Recently watched _Dead Poets Society_. Not sure what to make of it: conflicted on Keating’s methodology/literary theory; contemplating the question of a non-Catholic committing suicide due to the world telling him the pursuit of money is all there is; wondering how many of the faculty at such boarding schools would be homosexuals; fascinated by the mockery of monastic life embodied in Protestant and secular boarding school. . . .
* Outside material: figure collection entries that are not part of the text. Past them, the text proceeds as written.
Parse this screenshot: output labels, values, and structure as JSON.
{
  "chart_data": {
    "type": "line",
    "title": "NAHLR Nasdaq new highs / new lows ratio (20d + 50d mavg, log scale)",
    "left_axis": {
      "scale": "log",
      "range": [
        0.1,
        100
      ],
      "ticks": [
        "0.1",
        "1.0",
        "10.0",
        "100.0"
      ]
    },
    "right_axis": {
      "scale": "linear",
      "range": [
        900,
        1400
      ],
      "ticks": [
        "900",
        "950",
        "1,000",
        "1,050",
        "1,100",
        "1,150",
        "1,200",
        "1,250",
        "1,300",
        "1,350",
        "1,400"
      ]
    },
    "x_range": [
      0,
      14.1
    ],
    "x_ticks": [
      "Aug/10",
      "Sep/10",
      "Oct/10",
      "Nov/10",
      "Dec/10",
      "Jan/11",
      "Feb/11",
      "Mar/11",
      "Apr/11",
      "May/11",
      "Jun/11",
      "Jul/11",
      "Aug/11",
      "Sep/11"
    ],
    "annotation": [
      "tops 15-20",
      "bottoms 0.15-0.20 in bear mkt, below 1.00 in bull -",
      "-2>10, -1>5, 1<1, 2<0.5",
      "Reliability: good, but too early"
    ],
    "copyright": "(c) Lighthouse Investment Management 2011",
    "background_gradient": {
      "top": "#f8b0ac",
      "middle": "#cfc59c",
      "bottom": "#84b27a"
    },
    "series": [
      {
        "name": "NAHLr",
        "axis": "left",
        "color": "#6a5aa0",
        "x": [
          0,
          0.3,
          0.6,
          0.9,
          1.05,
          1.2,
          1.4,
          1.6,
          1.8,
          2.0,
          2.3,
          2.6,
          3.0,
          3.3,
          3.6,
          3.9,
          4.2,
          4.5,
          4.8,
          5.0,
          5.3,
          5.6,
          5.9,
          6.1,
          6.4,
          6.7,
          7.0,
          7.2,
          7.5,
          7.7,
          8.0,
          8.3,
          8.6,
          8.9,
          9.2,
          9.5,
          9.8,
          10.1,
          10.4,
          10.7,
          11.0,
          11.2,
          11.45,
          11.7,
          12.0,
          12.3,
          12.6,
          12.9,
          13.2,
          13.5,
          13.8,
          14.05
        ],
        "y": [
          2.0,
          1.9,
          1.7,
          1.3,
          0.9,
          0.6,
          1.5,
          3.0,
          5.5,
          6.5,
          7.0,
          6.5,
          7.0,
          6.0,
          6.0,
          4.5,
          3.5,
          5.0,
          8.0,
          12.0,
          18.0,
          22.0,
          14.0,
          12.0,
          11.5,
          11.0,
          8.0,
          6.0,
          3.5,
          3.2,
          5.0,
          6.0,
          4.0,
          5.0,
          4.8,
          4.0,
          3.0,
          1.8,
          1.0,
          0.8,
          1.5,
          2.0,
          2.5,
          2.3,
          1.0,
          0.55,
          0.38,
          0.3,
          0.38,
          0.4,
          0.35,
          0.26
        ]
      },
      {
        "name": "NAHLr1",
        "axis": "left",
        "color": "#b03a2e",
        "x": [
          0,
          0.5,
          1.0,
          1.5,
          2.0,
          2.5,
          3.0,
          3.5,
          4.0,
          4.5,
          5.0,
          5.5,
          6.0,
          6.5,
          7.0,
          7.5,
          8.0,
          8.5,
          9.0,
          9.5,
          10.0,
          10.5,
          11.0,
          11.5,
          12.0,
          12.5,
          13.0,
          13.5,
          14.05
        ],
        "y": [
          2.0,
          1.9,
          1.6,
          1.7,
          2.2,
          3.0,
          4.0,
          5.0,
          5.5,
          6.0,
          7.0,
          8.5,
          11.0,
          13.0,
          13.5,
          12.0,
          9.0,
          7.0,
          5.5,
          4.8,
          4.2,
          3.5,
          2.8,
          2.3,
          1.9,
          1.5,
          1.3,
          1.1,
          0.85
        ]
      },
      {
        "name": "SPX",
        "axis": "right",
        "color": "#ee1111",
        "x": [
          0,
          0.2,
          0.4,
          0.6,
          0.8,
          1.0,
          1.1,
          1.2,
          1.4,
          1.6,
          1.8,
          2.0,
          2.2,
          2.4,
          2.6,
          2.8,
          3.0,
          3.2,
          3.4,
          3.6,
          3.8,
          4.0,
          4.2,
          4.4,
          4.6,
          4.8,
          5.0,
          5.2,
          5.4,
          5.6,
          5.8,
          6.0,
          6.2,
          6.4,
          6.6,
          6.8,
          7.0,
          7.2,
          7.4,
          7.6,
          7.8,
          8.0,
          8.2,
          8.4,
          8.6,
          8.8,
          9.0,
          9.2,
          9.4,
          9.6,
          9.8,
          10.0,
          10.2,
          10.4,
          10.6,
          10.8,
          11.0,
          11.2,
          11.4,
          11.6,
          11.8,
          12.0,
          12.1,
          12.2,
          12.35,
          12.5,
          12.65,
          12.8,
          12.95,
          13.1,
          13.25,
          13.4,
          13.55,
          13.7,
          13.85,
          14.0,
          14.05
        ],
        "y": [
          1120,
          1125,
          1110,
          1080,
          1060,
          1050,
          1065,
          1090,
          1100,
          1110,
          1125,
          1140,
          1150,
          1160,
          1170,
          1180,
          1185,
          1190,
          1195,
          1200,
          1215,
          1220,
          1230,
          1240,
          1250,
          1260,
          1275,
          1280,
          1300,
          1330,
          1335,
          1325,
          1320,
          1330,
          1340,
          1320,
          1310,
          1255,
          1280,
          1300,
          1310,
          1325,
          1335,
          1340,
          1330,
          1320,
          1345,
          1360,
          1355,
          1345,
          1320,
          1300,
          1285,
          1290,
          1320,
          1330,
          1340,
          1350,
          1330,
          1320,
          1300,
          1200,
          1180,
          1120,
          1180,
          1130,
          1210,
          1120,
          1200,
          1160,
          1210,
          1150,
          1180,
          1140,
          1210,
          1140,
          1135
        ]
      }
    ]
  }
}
Part of me is tempted to say it’s the “inspiring story of a time back when teachers were fired for being too liberal,” but Russell Kirk would probably have argued that the faculty are the “liberal” ones in the sense that they’re promoting an economic progressivist, materialistic view of human nature, and Keating is the conservative for promoting the ‘permanent things.” The school talks of “tradition” but only a superficial tradition that is, again, a mockery of Catholic Tradition separated from the Church as mere cultural artifice–interesting that the last line from the Latin teacher is, “The entire school is aedificum,” which serves as a kind of double-entendre.
Keating’s problem is that he fails to realize that poetry precisely *is* about tradition. When the student says early in the film that the purpose of language is “communication,” that is the start of every one of my classes–that we use language to communicate, to try and “become one with,” that language is a form of Communion, and we use literature and poetry to communicate the thoughts in our souls that we cannot express in straight-up language. Where Keating argues that poetry is about *non-conformity,* I precisely argue that it *is* about conformity in the sense that we use poetry to try and get our minds aligned with one another–that’s what meter represents.
And I find it ironic that the headmaster scoffs at the notion of skipping the “Realists.” You would think that the last thing a school would want to teach after a suicide scandal is literary “realism.”